A mythical right for bigotry
Anti-LGBT activists are masking their bigotry as a quest to protect “religious freedom.”
The Supreme Court is now considering cases that could usher in nationwide marriage equality, and state-level gay marriage bans are falling faster than you can say “equal protection under the law.”
People who want to turn back the clock on rights for their lesbian, gay, bisexual, and transgender (LGBT) neighbors are struggling to find new ways to do so. Public opinion is turning against them, and the courts have followed.
Facing one legal defeat after another, anti-LGBT forces have latched onto a troubling new approach: cloaking discrimination in the language of religious liberty.
In states across the country – including Georgia, Indiana, Michigan, Oklahoma, Texas, and Wyoming – right-wing legislators have introduced bills that could let business owners and others ignore anti-discrimination laws in the name of religion.
These so-called Religious Freedom Restoration Acts, mostly modeled after a 1993 federal law, sound harmless enough. After all, individual religious freedom is a core principle of our country’s laws, rightly enshrined in the First Amendment. It’s a liberty that must be cherished and protected.
But these bills aren’t really about protecting the rights of religious people – they’re about giving some people the ability to avoid following laws that apply to everyone else. They’re more accurately described as “right to discriminate” bills.
The federal law that these state-level bills were based on was grossly distorted by the Supreme Court’s Hobby Lobby decision last year. That ruling turned “religious freedom” from a shield to protect an individual’s right to practice his or her religion into a sword allowing businesses to ignore laws they don’t like – even when it harms others.
With the passage of state-level laws, the risk is that business owners could cite religious beliefs to argue that laws banning discrimination against LGBT people simply don’t apply to them.
From there it’s a slippery slope.
What if business owners claim that their religious beliefs should exempt them from being required to pay minimum wage? And what if people claim religious “exemptions” from laws that protect children and spouses from domestic violence?
This is wrong.
Our country established many years ago that businesses can’t deny service because of the color of a customer’s skin or their ethnic heritage. The same principle should apply here.
Giving business owners the ability to, in essence, hang a “No Gays” sign on their door flies in the face of deeply held American values about dignity and equality.
This isn’t a partisan issue. The widespread concern over state-specific “right to discriminate” laws landed in the national spotlight last year when Arizona governor Jan Brewer – a Republican – vetoed one.
Brewer’s decision followed immense pressure from unexpected sources. Arizona’s Republican senators, major companies like Apple and American Airlines, and even multiple state senators who had initially voted for the bill all came out against it after its implications became clear.

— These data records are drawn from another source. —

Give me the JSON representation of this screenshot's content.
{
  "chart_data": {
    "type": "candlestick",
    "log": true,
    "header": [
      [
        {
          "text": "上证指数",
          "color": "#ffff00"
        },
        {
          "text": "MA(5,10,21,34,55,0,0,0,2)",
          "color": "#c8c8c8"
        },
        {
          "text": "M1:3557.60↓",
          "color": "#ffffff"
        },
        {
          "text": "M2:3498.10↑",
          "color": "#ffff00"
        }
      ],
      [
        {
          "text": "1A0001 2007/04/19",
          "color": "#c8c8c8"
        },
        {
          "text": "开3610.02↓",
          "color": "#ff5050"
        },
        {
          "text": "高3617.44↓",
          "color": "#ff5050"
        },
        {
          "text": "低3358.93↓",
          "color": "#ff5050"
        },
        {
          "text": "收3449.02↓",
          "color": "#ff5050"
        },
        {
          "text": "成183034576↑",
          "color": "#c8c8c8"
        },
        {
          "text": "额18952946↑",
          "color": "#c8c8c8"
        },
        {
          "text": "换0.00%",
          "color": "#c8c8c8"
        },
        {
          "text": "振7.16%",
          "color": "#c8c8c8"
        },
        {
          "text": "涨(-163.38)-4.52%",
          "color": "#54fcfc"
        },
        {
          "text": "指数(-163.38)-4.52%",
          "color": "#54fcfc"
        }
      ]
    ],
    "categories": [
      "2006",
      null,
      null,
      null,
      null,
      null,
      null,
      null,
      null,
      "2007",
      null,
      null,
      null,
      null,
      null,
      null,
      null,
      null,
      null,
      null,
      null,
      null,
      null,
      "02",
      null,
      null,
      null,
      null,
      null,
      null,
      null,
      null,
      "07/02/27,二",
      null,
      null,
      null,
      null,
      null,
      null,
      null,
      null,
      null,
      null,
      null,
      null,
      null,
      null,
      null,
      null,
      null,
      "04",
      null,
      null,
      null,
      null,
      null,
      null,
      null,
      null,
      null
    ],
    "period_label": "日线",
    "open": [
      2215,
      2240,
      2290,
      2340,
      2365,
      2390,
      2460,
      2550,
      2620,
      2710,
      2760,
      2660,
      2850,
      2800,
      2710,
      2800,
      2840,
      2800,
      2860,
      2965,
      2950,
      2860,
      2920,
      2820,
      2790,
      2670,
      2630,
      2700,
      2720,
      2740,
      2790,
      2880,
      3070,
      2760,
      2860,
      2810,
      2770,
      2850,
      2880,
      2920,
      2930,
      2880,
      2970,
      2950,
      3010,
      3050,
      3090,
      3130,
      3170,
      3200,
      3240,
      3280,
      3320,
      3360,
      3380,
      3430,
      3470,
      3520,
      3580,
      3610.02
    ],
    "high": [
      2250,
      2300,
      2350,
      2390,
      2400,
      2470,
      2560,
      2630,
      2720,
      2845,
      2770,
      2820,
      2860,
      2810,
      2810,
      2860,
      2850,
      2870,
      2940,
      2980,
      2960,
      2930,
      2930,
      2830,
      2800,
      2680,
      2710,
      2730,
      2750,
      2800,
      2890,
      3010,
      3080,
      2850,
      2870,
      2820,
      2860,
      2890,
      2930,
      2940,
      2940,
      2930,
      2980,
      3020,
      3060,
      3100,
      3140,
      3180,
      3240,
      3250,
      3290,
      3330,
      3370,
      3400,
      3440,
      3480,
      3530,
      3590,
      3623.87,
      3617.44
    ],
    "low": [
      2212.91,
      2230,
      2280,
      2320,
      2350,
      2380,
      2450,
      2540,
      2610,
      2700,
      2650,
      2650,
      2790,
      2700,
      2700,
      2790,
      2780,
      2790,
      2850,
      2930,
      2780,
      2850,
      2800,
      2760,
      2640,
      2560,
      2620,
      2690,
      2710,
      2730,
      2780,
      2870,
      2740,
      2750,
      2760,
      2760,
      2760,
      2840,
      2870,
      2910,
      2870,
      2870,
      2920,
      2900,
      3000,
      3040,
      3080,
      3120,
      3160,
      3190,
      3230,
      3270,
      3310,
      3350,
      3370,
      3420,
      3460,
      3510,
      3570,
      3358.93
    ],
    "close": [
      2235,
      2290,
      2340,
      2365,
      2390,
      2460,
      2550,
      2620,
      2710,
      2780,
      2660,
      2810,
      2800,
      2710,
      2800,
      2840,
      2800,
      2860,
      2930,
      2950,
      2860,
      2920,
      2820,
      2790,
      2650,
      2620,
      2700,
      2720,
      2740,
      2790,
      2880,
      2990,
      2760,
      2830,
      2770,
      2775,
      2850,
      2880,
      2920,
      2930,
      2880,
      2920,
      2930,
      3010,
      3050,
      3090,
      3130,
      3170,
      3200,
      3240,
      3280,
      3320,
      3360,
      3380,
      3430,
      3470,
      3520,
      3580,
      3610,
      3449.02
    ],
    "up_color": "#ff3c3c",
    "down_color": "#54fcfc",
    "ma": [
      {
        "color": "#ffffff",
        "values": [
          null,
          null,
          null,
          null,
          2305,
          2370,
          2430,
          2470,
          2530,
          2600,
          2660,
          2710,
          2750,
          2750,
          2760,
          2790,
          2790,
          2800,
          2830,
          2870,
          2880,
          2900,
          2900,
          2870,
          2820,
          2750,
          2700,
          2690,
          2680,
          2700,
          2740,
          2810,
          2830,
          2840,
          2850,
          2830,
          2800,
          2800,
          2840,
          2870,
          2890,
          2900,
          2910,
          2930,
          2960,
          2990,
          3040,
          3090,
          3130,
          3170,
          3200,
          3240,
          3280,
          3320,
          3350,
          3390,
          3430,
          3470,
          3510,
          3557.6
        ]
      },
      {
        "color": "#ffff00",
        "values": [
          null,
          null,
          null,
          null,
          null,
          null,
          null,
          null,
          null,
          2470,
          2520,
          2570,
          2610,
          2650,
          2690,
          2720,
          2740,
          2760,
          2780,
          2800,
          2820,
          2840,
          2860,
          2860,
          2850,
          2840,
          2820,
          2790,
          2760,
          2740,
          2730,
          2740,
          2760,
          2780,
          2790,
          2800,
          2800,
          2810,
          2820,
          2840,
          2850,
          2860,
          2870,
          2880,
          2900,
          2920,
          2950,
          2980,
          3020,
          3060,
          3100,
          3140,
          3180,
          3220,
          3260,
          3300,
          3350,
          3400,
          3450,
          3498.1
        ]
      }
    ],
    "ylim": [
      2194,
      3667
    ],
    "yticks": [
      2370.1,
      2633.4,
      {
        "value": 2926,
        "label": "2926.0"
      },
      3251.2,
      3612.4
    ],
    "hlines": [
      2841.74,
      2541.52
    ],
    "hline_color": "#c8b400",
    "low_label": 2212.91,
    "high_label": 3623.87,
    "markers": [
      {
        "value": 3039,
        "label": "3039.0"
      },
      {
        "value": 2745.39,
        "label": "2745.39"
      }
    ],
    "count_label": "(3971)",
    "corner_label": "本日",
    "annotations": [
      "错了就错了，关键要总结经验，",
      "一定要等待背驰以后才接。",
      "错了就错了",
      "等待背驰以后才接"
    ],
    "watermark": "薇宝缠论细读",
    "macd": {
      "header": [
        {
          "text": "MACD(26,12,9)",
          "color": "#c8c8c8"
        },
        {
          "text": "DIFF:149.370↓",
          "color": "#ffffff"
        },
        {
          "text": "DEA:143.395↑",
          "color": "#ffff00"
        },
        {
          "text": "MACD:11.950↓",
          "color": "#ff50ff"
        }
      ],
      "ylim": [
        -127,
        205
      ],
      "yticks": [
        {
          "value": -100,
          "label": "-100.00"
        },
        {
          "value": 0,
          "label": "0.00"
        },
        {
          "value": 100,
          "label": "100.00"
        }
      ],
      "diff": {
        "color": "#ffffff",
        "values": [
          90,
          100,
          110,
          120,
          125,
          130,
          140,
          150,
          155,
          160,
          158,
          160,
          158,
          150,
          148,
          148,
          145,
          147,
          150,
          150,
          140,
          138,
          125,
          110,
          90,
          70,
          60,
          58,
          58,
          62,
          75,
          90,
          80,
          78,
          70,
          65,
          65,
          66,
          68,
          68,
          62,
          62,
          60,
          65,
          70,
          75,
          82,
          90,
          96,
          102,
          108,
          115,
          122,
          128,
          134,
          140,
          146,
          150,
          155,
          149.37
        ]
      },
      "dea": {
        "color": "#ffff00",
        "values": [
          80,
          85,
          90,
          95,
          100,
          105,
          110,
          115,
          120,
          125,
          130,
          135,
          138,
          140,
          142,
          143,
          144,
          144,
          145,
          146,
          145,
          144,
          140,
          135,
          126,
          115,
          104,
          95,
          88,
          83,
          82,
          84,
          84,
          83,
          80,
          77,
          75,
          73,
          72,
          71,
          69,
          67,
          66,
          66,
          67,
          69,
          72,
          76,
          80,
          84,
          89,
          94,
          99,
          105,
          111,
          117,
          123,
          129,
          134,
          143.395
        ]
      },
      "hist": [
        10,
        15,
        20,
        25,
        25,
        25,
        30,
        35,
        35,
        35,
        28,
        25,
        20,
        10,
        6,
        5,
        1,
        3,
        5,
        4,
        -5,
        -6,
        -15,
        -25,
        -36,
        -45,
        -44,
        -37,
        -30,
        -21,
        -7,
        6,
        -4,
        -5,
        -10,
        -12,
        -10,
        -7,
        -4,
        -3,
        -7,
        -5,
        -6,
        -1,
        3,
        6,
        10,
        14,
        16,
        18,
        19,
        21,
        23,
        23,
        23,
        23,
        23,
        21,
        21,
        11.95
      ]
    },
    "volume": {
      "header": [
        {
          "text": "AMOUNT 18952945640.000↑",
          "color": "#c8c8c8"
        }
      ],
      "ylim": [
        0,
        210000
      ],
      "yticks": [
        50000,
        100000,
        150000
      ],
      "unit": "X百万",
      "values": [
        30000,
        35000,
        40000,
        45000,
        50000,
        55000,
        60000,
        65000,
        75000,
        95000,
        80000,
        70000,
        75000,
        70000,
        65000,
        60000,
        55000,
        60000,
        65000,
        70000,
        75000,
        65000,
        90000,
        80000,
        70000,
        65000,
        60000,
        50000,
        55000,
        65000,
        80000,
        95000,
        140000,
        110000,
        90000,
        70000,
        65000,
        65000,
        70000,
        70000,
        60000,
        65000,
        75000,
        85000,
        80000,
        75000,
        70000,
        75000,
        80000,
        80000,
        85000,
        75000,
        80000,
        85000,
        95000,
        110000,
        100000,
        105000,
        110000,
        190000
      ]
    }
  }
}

Such legislation failed in several other states last year as well. But this year the bills are resurfacing. Americans who support both religious liberty and equality under the law should speak out against these efforts to disguise anti-gay bigotry as a means of protecting religious freedom.
The belief that all people deserve equal treatment regardless of whom they love prevailed in Arizona. It can prevail across the nation.
Peter Montgomery is a Senior Fellow at People For the American Way.